Module livekit.plugins.telnyx.stt

Classes

class STT (*,
language: str = 'en',
transcription_engine: TranscriptionEngine = 'telnyx',
interim_results: bool = True,
api_key: str | None = None,
base_url: str = 'wss://api.telnyx.com/v2/speech-to-text/transcription',
sample_rate: int = 16000,
http_session: aiohttp.ClientSession | None = None)
Expand source code
class STT(stt.STT):
    def __init__(
        self,
        *,
        language: str = "en",
        transcription_engine: TranscriptionEngine = "telnyx",
        interim_results: bool = True,
        api_key: str | None = None,
        base_url: str = STT_ENDPOINT,
        sample_rate: int = SAMPLE_RATE,
        http_session: aiohttp.ClientSession | None = None,
    ) -> None:
        super().__init__(
            capabilities=stt.STTCapabilities(
                streaming=True,
                interim_results=interim_results,
            )
        )

        self._opts = _STTOptions(
            api_key=get_api_key(api_key),
            language=LanguageCode(language),
            transcription_engine=transcription_engine,
            interim_results=interim_results,
            base_url=base_url,
            sample_rate=sample_rate,
        )
        self._session_manager = SessionManager(http_session)
        self._streams = weakref.WeakSet[SpeechStream]()

    @property
    def model(self) -> str:
        return self._opts.transcription_engine

    @property
    def provider(self) -> str:
        return "telnyx"

    async def _recognize_impl(
        self,
        buffer: AudioBuffer,
        *,
        language: NotGivenOr[str] = NOT_GIVEN,
        conn_options: APIConnectOptions = DEFAULT_API_CONNECT_OPTIONS,
    ) -> stt.SpeechEvent:
        resolved_language = LanguageCode(language) if is_given(language) else self._opts.language

        stream = self.stream(language=language, conn_options=conn_options)
        try:
            frames = buffer if isinstance(buffer, list) else [buffer]
            for frame in frames:
                stream.push_frame(frame)
            stream.end_input()

            final_text = ""
            async for event in stream:
                if event.type == stt.SpeechEventType.FINAL_TRANSCRIPT:
                    if event.alternatives:
                        final_text += event.alternatives[0].text

            return stt.SpeechEvent(
                type=stt.SpeechEventType.FINAL_TRANSCRIPT,
                alternatives=[
                    stt.SpeechData(
                        language=resolved_language,
                        text=final_text,
                    )
                ],
            )
        finally:
            await stream.aclose()

    def stream(
        self,
        *,
        language: NotGivenOr[str] = NOT_GIVEN,
        conn_options: APIConnectOptions = DEFAULT_API_CONNECT_OPTIONS,
    ) -> SpeechStream:
        resolved_language = LanguageCode(language) if is_given(language) else self._opts.language
        stream = SpeechStream(
            stt=self,
            conn_options=conn_options,
            language=resolved_language,
        )
        self._streams.add(stream)
        return stream

    async def aclose(self) -> None:
        for stream in list(self._streams):
            await stream.aclose()
        self._streams.clear()
        await self._session_manager.close()

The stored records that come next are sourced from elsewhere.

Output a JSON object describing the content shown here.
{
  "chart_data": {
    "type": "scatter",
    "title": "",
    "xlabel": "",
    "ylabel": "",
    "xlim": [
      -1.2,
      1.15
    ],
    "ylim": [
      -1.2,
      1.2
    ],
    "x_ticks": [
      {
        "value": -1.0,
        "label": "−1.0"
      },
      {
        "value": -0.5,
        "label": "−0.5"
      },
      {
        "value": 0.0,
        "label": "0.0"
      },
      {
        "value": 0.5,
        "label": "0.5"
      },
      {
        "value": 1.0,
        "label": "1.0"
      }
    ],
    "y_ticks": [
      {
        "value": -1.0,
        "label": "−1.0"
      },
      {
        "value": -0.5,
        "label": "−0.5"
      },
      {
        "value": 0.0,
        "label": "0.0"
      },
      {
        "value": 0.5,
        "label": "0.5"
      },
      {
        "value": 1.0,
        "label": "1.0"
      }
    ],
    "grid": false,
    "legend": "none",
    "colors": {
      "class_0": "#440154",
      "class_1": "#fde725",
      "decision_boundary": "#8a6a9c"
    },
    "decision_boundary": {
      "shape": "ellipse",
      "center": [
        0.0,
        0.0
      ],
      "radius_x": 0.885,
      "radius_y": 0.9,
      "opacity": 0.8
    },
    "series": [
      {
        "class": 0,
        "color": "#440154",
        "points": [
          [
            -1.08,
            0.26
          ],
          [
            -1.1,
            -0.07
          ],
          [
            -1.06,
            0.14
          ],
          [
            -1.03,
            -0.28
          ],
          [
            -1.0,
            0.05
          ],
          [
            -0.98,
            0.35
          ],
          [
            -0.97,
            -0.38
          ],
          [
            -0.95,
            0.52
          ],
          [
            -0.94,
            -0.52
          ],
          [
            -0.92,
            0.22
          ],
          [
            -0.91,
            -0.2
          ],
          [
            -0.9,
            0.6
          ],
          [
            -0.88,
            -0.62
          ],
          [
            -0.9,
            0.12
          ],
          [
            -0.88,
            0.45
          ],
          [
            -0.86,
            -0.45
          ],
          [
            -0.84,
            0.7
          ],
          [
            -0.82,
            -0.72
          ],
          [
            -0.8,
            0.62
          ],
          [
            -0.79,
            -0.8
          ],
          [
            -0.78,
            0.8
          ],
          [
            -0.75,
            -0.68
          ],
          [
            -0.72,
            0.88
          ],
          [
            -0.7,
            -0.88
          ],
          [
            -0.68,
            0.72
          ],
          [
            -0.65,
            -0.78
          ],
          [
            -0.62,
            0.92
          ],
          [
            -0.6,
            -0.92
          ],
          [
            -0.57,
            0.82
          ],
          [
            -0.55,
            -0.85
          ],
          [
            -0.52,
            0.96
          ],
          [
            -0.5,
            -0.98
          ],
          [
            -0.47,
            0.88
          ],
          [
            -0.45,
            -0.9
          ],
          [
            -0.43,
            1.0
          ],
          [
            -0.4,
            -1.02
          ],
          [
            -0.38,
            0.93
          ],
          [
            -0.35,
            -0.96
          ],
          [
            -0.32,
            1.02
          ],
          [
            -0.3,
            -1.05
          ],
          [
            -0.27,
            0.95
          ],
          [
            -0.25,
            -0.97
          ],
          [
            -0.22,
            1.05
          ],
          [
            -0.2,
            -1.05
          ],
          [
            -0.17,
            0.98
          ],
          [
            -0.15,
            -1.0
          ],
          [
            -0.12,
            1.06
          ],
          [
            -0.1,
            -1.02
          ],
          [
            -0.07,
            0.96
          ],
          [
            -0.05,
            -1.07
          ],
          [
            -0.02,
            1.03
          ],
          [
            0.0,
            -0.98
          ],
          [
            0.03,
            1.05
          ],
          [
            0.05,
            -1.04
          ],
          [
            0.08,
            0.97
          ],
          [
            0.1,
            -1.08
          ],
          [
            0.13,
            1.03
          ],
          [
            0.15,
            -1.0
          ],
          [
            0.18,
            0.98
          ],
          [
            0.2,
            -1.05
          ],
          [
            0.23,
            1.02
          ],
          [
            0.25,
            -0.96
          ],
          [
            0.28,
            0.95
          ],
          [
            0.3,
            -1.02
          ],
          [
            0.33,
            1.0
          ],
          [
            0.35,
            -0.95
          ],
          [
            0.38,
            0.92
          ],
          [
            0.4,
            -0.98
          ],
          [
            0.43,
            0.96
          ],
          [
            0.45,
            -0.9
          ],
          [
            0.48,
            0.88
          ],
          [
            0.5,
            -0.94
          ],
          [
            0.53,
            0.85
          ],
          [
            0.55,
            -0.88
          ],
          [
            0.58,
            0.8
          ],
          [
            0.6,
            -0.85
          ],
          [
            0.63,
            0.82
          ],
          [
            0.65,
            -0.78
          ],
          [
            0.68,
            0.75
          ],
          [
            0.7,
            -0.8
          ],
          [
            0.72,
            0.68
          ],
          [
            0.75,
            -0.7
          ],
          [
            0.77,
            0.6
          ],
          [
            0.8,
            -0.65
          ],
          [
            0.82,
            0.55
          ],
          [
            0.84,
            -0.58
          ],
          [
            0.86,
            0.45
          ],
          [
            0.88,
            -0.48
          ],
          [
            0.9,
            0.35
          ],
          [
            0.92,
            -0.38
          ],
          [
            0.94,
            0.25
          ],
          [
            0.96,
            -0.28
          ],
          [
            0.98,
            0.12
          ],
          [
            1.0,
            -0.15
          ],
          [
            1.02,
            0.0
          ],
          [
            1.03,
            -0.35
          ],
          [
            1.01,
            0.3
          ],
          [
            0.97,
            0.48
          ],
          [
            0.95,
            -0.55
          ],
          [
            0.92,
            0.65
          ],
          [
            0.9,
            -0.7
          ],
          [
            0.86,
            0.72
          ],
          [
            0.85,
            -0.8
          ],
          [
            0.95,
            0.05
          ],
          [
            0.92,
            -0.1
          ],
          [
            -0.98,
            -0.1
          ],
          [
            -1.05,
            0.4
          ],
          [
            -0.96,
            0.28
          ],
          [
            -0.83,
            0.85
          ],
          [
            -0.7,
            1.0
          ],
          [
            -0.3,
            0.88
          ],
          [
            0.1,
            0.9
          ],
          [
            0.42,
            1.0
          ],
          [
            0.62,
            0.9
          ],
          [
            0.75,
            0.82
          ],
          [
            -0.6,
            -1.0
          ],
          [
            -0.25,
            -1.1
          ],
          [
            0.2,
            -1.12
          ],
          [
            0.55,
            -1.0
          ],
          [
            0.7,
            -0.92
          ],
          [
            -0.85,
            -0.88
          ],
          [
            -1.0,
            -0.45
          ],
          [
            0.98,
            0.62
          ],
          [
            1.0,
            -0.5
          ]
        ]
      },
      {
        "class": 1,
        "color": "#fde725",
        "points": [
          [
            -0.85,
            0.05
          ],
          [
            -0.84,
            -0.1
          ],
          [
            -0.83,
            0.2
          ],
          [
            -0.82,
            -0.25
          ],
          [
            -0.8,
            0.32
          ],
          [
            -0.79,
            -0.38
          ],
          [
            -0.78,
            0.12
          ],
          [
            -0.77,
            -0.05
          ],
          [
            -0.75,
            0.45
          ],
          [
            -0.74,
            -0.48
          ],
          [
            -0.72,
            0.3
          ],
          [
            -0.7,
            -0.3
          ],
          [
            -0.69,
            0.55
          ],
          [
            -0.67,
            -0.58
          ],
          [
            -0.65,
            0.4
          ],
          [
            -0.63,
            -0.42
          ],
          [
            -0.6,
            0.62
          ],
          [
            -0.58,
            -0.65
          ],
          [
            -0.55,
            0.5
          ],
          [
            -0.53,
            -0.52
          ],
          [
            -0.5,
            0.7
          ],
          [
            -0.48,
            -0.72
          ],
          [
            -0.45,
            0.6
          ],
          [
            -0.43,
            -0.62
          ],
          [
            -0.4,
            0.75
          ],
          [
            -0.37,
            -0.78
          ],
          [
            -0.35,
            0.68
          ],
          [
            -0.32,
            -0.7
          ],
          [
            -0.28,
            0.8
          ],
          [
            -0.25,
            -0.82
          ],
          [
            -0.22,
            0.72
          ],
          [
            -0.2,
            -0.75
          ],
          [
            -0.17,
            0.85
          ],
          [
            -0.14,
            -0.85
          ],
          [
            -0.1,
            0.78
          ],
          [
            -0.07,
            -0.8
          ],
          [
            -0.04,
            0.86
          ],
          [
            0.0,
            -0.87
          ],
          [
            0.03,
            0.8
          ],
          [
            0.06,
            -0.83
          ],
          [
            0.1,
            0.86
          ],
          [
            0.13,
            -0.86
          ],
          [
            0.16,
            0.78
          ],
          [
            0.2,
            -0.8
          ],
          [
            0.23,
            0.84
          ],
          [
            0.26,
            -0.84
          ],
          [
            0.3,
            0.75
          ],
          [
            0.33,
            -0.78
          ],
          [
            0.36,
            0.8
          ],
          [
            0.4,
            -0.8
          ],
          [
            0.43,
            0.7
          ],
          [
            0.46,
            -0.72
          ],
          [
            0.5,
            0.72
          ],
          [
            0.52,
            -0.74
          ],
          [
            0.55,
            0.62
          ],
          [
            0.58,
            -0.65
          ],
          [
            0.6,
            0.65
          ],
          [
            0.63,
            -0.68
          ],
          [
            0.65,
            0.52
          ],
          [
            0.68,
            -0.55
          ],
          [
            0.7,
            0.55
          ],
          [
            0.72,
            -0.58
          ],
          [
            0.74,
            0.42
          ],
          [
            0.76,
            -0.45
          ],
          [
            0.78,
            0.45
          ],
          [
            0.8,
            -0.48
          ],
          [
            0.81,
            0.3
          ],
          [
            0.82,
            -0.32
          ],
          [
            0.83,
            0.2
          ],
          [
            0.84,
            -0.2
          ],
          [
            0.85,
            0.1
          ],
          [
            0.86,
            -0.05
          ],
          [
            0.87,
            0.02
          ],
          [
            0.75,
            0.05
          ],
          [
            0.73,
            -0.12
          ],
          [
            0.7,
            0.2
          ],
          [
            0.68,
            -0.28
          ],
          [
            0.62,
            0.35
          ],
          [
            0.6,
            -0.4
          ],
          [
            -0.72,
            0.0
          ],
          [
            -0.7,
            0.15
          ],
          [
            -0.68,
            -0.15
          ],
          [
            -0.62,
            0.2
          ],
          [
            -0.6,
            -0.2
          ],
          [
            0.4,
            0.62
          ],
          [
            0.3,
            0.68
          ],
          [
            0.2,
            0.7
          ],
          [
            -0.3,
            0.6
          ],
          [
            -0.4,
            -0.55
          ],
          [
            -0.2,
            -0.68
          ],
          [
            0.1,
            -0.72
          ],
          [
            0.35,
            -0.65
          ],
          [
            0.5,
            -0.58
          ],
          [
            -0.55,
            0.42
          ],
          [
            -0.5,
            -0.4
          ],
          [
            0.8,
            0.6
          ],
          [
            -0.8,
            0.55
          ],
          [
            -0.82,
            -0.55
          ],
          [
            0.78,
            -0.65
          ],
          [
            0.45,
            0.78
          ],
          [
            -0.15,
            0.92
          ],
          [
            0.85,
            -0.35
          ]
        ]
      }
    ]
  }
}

Helper class that provides a standard way to create an ABC using inheritance.

Ancestors

  • livekit.agents.stt.stt.STT
  • abc.ABC
  • EventEmitter
  • typing.Generic

Instance variables

prop model : str
Expand source code
@property
def model(self) -> str:
    return self._opts.transcription_engine

Get the model name/identifier for this STT instance.

Returns

The model name if available, "unknown" otherwise.

Note

Plugins should override this property to provide their model information.

prop provider : str
Expand source code
@property
def provider(self) -> str:
    return "telnyx"

Get the provider name/identifier for this STT instance.

Returns

The provider name if available, "unknown" otherwise.

Note

Plugins should override this property to provide their provider information.

Methods

async def aclose(self) ‑> None
Expand source code
async def aclose(self) -> None:
    for stream in list(self._streams):
        await stream.aclose()
    self._streams.clear()
    await self._session_manager.close()

Close the STT, and every stream/requests associated with it

def stream(self,
*,
language: NotGivenOr[str] = NOT_GIVEN,
conn_options: APIConnectOptions = APIConnectOptions(max_retry=3, retry_interval=2.0, timeout=10.0)) ‑> SpeechStream
Expand source code
def stream(
    self,
    *,
    language: NotGivenOr[str] = NOT_GIVEN,
    conn_options: APIConnectOptions = DEFAULT_API_CONNECT_OPTIONS,
) -> SpeechStream:
    resolved_language = LanguageCode(language) if is_given(language) else self._opts.language
    stream = SpeechStream(
        stt=self,
        conn_options=conn_options,
        language=resolved_language,
    )
    self._streams.add(stream)
    return stream

Inherited members

class SpeechStream (*,
stt: STT,
conn_options: APIConnectOptions,
language: LanguageCode)
Expand source code
class SpeechStream(stt.RecognizeStream):
    def __init__(
        self,
        *,
        stt: STT,
        conn_options: APIConnectOptions,
        language: LanguageCode,
    ) -> None:
        super().__init__(stt=stt, conn_options=conn_options, sample_rate=stt._opts.sample_rate)
        self._stt: STT = stt
        self._language = language
        self._speaking = False

    async def _run(self) -> None:
        closing_ws = False

        @utils.log_exceptions(logger=logger)
        async def send_task(ws: aiohttp.ClientWebSocketResponse) -> None:
            nonlocal closing_ws

            wav_header = _create_streaming_wav_header(self._stt._opts.sample_rate, NUM_CHANNELS)
            await ws.send_bytes(wav_header)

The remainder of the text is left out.